European stocks dropped sharply yesterday after a lack of further stimulus from the European Central Bank (ECB) left investors disappointed.
The Eurostoxx index of various european stocks fell by 1.74 per cent while the euro rebounded from a two-year low of $1.23 to $1.238 later in the day.
The ECB’s policy rates were kept on hold. The failure to confirm any future stimulus came despite downgrades in the ECB’s forecasts of GDP growth and inflation to one and 0.7 per cent respectively for 2015, down from 1.6 and 1.1 per cent in September.
The negative market reaction came despite reassurances from ECB chief Mario Draghi that the board which made the decision was “unanimous in its commitment to using additional unconventional instruments within its mandate”.
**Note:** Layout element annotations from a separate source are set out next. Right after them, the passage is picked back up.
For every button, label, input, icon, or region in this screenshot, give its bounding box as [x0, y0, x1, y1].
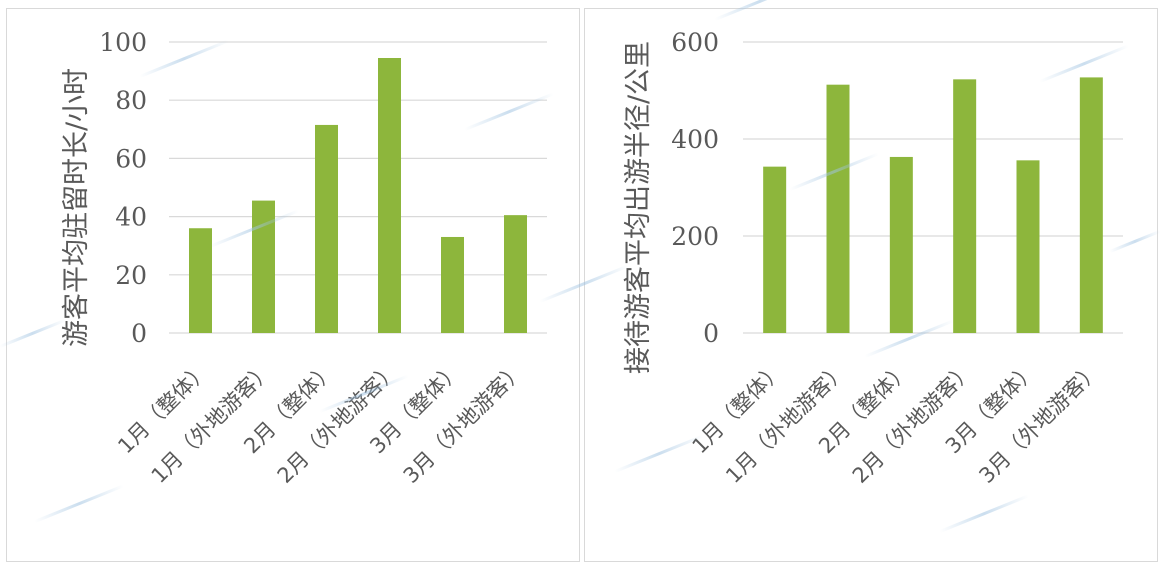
y-tick-label: 40 [115, 203, 147, 232]
bar [504, 215, 527, 333]
travel-radius-bar-chart: 02004006001月（整体）1月（外地游客）2月（整体）2月（外地游客）3月… [623, 28, 1123, 488]
y-tick-label: 400 [671, 125, 719, 154]
x-tick-label: 3月（外地游客） [399, 358, 529, 488]
bar [763, 166, 787, 333]
bar [826, 84, 850, 334]
bar [252, 200, 275, 333]
y-axis-title: 接待游客平均出游半径/公里 [623, 41, 654, 374]
bar [189, 228, 212, 333]
y-axis-title: 游客平均驻留时长/小时 [61, 68, 92, 347]
bar [378, 58, 401, 333]
y-tick-label: 60 [115, 144, 147, 173]
y-tick-label: 600 [671, 28, 719, 57]
bar [1016, 160, 1040, 333]
y-tick-label: 0 [703, 319, 719, 348]
dwell-time-bar-chart: 0204060801001月（整体）1月（外地游客）2月（整体）2月（外地游客）… [61, 28, 547, 488]
bar [1079, 77, 1103, 333]
y-tick-label: 80 [115, 86, 147, 115]
y-tick-label: 200 [671, 222, 719, 251]
chart-panel-dwell-time: 0 20 40 60 80 100 1月（整体） 1月（外地游客） 2月（整体） 2月（外地游客）… [6, 8, 580, 562]
bar [889, 156, 913, 333]
y-tick-label: 20 [115, 261, 147, 290]
y-tick-label: 100 [99, 28, 147, 57]
bar [441, 236, 464, 333]
y-tick-label: 0 [131, 319, 147, 348]
x-tick-label: 3月（外地游客） [974, 358, 1104, 488]
bar [315, 124, 338, 333]
bar [953, 79, 977, 333]
chart-panel-travel-radius: 0 200 400 600 1月（整体） 1月（外地游客） 2月（整体） 2月（外地游客） 3月… [584, 8, 1158, 562]
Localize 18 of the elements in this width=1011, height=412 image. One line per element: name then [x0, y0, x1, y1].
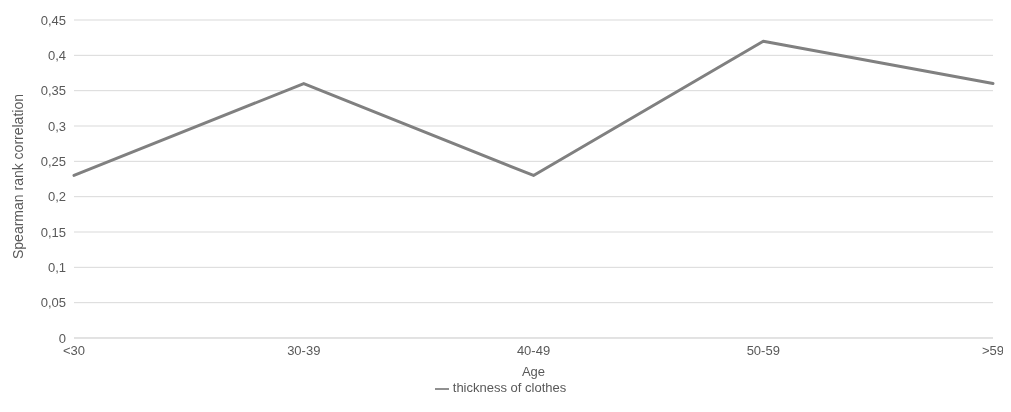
y-tick-label: 0,3 [47, 118, 66, 134]
x-tick-label: <30 [62, 343, 86, 359]
y-axis-title: Spearman rank correlation [9, 94, 26, 259]
x-tick-label: 40-49 [516, 343, 551, 359]
x-tick-label: 50-59 [746, 343, 780, 359]
y-tick-label: 0,45 [40, 12, 66, 28]
y-tick-label: 0,25 [40, 153, 66, 169]
x-axis-title: Age [521, 364, 546, 379]
x-tick-label: >59 [981, 343, 1005, 359]
y-tick-label: 0,15 [40, 224, 66, 240]
y-tick-label: 0,35 [40, 83, 66, 99]
y-tick-label: 0,4 [47, 47, 66, 63]
y-tick-label: 0,05 [40, 295, 66, 311]
x-tick-label: 30-39 [287, 343, 321, 359]
legend-label: thickness of clothes [452, 380, 567, 395]
y-tick-label: 0,2 [47, 189, 66, 205]
y-tick-label: 0 [58, 330, 66, 346]
y-tick-label: 0,1 [47, 259, 66, 275]
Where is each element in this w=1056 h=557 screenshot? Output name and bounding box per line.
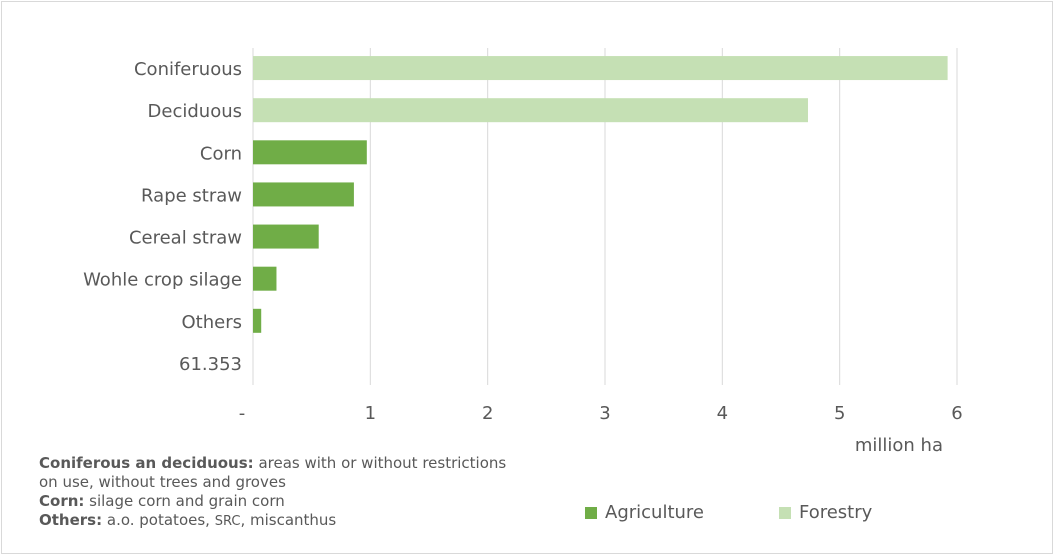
bar-cereal-straw: [253, 224, 319, 249]
category-label: Deciduous: [148, 101, 242, 122]
legend-forestry-swatch: [779, 506, 791, 519]
note-coniferous-label: Coniferous an deciduous:: [39, 454, 254, 472]
category-label: Others: [182, 312, 243, 333]
note-corn-label: Corn:: [39, 492, 85, 510]
bar-corn: [253, 140, 367, 165]
note-coniferous-text: areas with or without restrictions on us…: [39, 454, 507, 491]
legend-forestry-label: Forestry: [799, 502, 873, 523]
note-others-src: SRC: [214, 514, 241, 529]
legend-forestry: Forestry: [779, 502, 872, 523]
note-others-label: Others:: [39, 511, 103, 529]
note-others-text: a.o. potatoes,: [102, 511, 210, 529]
category-label: Cereal straw: [129, 228, 242, 249]
category-labels: Coniferuous Deciduous Corn Rape straw Cereal…: [83, 59, 242, 375]
x-tick-label: -: [239, 403, 246, 424]
chart-footnote: Coniferous an deciduous: areas with or w…: [39, 454, 509, 531]
x-tick-label: 6: [951, 403, 962, 424]
bar-coniferuous: [253, 56, 948, 81]
bar-others: [253, 308, 262, 333]
x-tick-label: 4: [717, 403, 728, 424]
note-others-tail: , miscanthus: [240, 511, 337, 529]
category-label: Wohle crop silage: [83, 270, 242, 291]
x-tick-label: 5: [834, 403, 845, 424]
category-label: Coniferuous: [134, 59, 242, 80]
bar-wohle-crop-silage: [253, 266, 277, 291]
note-corn-text: silage corn and grain corn: [84, 492, 285, 510]
x-tick-label: 2: [482, 403, 493, 424]
category-label: Rape straw: [141, 185, 242, 206]
category-label: 61.353: [179, 354, 242, 375]
x-tick-labels: - 1 2 3 4 5 6: [239, 403, 963, 424]
x-axis-title: million ha: [855, 435, 943, 456]
x-tick-label: 1: [365, 403, 376, 424]
bars: [253, 56, 948, 333]
legend-agriculture: Agriculture: [585, 502, 704, 523]
legend-agriculture-swatch: [585, 506, 597, 519]
bar-rape-straw: [253, 182, 354, 207]
x-tick-label: 3: [599, 403, 610, 424]
legend-agriculture-label: Agriculture: [605, 502, 704, 523]
bar-deciduous: [253, 98, 808, 123]
category-label: Corn: [200, 143, 242, 164]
Markets are widely hoping for the purchase of government bonds – quantitative easing (QE) – to be announced. So far, the ECB has only ventured to buy private sector debt where the scope for policy size is much smaller.
Draghi continues to have trouble with his German colleagues who are against buying government bonds. German banker Sabine Lautenshlaeger who joins Draghi on the governing board – the group that makes the policy decision – has come out against such measures.
“We were disappointed by Draghi’s comments in the press conference. We expected a step forward in confirming that they are very close to doing QE. We didn’t get it – Draghi was less committed than he should have been. Instead he is saying he will wait for further deterioration in the inflation numbers before acting,” said Salman Ahmed, a strategist from Lombard Odier.
On 14 January, the European Court of Justice will give its ruling on a programme that rescued markets in 2012 that promised to buy government bonds in an emergency.
The ruling may impact the ability for the ECB to undertake QE, which also involves the purchase of government bonds.